“Sevgili Babacığım,
Hatırlıyor musun yarın tam 2741 gün olacak, hani
17 Ağustos 1999’da o betonların altında ezilerek
can verdiğimiz günden bu yana, yani hukuksal terimle
açılan davaların zamanaşımına uğrayacağı gün olan
17 Şubat 2007’den tam 7.5 sene önce.
... Tam 2677 gün önce açtığın davalarla, yaşadığın
ülkede yani Türkiye’de hukuk mücadelesi vermeye,
sesini duyurmaya, suçluları cezalandırmaya çalışıyorsun.
... Düşünüyorum da sen biraz farklı ve safsın
babacığım. ... Doğum günüm kutlu olsun…”
Yukarıdaki mektup 17 Ağustos depreminde 7 yaşındayken
hayatını kaybeden küçük bir kız çocuğunun, Yasemin’in
ağzından babasının yazdığı isyan dolu sözcüklerden
oluşuyor.

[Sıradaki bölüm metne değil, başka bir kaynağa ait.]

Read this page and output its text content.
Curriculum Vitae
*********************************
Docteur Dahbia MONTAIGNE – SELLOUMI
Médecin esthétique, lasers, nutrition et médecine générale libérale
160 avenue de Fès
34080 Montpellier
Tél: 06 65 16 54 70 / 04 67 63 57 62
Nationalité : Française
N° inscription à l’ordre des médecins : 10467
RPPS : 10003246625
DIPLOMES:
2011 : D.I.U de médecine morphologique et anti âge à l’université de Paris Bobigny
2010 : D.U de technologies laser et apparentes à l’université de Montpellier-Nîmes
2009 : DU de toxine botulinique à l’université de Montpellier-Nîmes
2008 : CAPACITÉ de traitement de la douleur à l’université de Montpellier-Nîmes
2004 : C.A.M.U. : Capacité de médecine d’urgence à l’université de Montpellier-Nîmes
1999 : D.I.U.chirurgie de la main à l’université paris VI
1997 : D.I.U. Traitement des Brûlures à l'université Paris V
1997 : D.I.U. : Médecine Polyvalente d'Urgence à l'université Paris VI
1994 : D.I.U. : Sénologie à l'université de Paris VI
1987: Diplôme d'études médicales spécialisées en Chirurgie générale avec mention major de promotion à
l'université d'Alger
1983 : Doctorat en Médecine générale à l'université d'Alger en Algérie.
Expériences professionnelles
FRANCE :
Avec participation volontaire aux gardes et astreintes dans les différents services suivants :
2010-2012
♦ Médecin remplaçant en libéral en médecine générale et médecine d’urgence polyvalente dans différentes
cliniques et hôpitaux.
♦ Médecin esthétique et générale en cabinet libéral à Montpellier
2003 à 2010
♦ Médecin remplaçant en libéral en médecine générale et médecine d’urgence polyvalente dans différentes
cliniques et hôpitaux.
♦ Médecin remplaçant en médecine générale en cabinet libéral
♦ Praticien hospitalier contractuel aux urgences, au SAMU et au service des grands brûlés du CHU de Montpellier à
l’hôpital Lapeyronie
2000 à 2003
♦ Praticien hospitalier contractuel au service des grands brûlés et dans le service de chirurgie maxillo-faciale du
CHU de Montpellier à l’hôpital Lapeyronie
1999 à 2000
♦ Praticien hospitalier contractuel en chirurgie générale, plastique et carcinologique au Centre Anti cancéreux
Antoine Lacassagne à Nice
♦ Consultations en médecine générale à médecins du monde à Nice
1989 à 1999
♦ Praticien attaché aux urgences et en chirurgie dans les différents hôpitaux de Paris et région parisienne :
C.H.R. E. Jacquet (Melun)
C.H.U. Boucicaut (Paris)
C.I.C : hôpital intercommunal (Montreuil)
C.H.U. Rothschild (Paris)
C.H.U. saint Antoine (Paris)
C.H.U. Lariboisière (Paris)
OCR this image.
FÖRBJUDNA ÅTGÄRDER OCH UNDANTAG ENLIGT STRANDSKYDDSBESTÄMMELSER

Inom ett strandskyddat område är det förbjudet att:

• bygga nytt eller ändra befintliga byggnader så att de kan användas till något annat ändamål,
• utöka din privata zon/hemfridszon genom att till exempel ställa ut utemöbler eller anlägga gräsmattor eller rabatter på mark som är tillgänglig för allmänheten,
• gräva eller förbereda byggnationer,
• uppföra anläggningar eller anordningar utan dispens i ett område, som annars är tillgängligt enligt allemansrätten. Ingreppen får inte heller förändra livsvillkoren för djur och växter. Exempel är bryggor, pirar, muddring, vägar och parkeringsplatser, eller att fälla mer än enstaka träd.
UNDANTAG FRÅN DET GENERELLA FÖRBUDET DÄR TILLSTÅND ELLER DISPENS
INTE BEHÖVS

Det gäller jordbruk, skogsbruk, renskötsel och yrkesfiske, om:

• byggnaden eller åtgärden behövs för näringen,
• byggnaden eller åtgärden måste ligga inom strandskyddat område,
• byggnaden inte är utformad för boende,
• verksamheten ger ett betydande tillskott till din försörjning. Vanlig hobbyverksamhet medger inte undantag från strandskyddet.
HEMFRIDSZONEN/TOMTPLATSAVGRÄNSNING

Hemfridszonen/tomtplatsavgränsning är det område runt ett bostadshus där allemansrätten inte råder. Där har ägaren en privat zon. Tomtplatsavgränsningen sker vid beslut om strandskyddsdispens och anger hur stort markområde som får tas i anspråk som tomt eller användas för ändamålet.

Mektup aynı zamanda 17 Ağustos 1999
günü meydana gelen büyük depremde hayatını kaybeden
17 bin 510 kişinin feryadı anlamına geliyor.
17 Ağustos 1999 günü meydana gelen depremde 16
bin 649 bina yıkıldı ve yaklaşık 200 bin bina
hasar gördü. Resmi rakamları göre 17 bin 510 kişi
hayatını kaybetti. Ve yaklaşık, 23 bin 781 yaralı…
Bu süreçte yaklaşık 2 bin 200 dava açıldı. Ama
yalnızca 40 kişi ceza aldı. Katiller ise bugün
elini kolunu sallayarak dışarıda geziyorlar.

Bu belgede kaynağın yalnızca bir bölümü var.